Download the manual, it will get you on your way.Also the RT should have come with 3 dividing plates, clearly shows them on their website.Worse comes to worse you should contact Grizzly about an exchange or refund.When a tool or accessory is purchased it should clearly state if it is a discontinued tool and no support is forthcoming.
I own a number of Grizzly tools and accessories , I also bought a 4" rotary table without dividing plates. Then several years later when I needed them I found out that the model I bought does not take them.Not a problem for me because I bought a larger mill that needed a larger RT.
mike


----------



## jarhead (Apr 29, 2022)

Did you figure out your H5940? I acquired one with a used Grizzly mill. I have downloaded the 6" manual for reference. I will probably start with a piece of scrap and drill a bolt circle.
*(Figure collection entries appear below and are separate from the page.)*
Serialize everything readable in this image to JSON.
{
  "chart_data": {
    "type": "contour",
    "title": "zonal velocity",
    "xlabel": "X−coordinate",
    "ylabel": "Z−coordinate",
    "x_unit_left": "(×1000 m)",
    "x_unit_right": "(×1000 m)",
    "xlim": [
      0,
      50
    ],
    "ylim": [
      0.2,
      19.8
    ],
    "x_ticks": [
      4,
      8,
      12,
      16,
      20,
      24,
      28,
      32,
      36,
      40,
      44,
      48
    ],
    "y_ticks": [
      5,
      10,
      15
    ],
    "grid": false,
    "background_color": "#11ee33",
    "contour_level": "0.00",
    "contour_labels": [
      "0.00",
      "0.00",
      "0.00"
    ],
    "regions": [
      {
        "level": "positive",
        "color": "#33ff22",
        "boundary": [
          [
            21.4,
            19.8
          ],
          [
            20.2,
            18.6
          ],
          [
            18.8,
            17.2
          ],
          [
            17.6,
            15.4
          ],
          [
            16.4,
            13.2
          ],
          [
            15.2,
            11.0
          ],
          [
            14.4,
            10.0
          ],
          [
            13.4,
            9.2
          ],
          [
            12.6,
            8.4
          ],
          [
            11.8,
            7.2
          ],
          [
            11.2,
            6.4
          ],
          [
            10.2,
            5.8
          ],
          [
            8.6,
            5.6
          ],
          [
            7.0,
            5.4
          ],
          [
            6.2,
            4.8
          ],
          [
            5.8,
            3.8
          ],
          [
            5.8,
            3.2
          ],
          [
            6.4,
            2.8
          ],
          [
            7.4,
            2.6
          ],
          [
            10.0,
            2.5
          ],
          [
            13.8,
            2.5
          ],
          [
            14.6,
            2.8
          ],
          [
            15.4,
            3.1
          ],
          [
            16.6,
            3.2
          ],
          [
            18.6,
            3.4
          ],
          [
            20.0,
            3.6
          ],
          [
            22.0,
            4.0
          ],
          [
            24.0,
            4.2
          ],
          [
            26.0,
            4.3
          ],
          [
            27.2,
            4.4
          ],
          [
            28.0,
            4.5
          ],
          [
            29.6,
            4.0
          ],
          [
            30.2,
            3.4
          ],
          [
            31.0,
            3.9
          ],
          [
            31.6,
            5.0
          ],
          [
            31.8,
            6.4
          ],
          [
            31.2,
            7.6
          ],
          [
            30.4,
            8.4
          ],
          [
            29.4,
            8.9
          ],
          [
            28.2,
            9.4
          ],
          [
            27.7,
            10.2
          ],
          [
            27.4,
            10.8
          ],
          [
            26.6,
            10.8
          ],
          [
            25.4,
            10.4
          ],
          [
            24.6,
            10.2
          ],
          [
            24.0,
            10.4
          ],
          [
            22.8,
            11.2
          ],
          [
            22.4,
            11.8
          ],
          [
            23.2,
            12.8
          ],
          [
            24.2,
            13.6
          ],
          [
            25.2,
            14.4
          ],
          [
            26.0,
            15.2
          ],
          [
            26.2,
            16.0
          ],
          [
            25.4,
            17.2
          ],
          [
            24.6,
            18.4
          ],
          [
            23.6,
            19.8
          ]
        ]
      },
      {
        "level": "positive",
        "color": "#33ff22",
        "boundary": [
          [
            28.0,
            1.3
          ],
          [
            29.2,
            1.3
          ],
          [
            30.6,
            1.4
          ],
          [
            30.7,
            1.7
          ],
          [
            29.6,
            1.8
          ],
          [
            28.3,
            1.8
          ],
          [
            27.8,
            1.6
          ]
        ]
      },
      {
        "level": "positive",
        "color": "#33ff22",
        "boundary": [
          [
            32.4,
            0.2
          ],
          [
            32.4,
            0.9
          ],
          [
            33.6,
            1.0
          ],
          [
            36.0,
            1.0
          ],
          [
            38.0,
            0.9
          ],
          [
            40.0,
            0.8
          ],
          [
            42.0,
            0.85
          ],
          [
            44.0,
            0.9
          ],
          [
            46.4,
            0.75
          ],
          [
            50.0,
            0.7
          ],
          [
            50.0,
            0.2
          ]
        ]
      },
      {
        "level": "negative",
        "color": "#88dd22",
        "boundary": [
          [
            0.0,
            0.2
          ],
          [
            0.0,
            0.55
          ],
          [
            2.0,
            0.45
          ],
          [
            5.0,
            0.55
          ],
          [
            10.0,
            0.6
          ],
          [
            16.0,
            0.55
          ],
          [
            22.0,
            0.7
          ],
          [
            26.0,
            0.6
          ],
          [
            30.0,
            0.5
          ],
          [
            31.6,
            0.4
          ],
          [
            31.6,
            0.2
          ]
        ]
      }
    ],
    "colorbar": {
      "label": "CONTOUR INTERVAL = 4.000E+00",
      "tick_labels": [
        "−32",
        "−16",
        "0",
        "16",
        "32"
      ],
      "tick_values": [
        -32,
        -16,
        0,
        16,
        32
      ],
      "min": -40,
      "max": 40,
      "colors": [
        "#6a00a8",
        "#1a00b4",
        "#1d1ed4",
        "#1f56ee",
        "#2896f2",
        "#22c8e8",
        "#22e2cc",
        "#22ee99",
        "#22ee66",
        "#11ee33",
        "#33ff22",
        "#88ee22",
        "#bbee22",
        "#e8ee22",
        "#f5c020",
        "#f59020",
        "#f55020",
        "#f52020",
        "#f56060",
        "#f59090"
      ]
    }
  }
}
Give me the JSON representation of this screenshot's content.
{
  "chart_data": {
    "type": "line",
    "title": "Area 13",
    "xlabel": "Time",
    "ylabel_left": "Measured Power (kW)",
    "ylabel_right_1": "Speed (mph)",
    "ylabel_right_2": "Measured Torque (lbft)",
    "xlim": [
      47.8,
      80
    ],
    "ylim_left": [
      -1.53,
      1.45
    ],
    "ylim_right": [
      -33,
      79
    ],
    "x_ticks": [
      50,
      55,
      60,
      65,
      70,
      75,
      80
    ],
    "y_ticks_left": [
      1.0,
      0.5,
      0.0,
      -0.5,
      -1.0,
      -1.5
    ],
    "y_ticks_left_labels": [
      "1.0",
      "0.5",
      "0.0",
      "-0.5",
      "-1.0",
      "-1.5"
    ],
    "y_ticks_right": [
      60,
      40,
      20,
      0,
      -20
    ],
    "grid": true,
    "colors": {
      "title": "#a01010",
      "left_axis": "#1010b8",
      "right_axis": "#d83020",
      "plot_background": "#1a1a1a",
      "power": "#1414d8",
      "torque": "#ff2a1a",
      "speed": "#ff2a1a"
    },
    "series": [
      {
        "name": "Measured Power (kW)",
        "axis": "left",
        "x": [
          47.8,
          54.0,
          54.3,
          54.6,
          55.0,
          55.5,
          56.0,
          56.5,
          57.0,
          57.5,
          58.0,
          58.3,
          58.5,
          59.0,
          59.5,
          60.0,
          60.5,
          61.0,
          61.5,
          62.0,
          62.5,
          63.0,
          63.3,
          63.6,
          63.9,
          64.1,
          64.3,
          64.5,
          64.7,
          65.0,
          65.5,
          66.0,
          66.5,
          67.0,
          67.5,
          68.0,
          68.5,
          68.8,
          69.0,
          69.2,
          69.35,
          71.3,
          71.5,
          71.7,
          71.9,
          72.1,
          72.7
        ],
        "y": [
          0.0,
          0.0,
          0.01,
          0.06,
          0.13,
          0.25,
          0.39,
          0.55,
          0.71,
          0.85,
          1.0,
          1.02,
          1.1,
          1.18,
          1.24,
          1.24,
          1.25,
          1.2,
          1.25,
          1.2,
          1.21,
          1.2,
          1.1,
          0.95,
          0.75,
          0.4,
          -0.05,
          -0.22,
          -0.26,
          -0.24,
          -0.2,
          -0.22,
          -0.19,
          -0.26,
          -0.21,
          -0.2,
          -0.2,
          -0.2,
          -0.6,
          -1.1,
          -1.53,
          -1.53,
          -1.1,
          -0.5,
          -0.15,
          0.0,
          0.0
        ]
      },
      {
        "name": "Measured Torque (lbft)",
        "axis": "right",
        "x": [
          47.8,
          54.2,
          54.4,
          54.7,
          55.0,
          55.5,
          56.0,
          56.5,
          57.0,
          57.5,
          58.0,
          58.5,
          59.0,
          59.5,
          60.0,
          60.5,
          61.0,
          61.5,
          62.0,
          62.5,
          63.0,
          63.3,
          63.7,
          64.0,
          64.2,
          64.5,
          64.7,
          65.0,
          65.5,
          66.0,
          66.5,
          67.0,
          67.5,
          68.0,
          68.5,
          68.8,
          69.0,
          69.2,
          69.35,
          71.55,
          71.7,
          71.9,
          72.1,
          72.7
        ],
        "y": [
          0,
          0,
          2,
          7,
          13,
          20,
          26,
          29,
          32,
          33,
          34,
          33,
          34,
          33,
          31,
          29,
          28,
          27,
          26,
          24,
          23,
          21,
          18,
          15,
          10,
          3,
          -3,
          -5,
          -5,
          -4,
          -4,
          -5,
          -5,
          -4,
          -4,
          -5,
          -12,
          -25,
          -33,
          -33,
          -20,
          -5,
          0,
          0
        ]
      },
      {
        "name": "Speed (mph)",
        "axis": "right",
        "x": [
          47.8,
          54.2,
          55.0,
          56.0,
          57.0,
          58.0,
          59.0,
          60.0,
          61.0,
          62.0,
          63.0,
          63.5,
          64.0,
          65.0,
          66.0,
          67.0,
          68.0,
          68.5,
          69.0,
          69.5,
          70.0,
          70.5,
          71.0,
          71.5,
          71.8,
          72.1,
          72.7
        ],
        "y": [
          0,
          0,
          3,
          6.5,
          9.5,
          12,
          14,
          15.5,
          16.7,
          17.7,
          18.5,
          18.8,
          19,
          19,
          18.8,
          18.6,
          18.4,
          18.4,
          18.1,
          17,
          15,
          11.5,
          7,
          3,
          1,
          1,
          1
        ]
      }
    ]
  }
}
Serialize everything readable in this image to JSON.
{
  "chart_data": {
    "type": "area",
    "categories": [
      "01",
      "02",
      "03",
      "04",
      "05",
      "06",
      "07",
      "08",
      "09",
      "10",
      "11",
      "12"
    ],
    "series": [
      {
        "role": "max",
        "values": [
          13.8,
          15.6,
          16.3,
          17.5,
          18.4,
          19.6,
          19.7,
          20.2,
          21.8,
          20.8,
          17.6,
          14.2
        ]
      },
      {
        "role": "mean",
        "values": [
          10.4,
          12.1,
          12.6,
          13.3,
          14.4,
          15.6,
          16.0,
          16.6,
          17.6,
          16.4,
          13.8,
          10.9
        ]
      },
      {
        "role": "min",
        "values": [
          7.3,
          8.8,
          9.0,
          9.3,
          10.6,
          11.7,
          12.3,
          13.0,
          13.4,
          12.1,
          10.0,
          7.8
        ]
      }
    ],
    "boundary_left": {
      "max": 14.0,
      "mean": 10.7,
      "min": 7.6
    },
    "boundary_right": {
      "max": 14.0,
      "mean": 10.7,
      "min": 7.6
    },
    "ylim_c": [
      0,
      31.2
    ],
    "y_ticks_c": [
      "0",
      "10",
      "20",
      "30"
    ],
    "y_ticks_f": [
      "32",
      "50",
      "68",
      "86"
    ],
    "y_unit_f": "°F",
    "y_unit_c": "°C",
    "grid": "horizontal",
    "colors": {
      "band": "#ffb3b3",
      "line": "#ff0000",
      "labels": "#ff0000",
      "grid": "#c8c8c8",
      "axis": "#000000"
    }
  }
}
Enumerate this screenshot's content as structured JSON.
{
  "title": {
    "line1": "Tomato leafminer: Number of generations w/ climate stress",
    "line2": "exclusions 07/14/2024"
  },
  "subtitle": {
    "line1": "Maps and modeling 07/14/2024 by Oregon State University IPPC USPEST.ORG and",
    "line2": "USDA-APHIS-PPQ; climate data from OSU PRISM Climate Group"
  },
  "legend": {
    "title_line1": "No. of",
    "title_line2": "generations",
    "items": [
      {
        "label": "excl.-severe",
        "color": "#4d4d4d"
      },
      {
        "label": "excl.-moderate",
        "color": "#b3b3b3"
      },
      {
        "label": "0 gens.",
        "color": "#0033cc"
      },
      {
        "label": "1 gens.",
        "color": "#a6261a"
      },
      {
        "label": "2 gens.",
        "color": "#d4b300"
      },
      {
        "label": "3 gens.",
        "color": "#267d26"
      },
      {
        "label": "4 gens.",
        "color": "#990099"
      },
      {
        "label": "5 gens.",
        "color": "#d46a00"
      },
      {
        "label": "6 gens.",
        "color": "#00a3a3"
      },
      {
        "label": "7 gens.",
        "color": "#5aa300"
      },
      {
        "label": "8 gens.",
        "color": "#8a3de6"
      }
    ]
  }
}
Would like to see what others have made.

Thanks, Joe


----------



## Video_man (May 6, 2022)

h5940 is listed on Grizzly site, there is a chart showing what turns/holes on plates to use for different spacing; the 1:72 ratio on this little table is very unusual so regular 1:90 tables won't work.  Here's a link to the tables for this unit: https://cdn0.grizzly.com/specsheets/h5940_as.pdf.  There is also a parts list available but no manual.


----------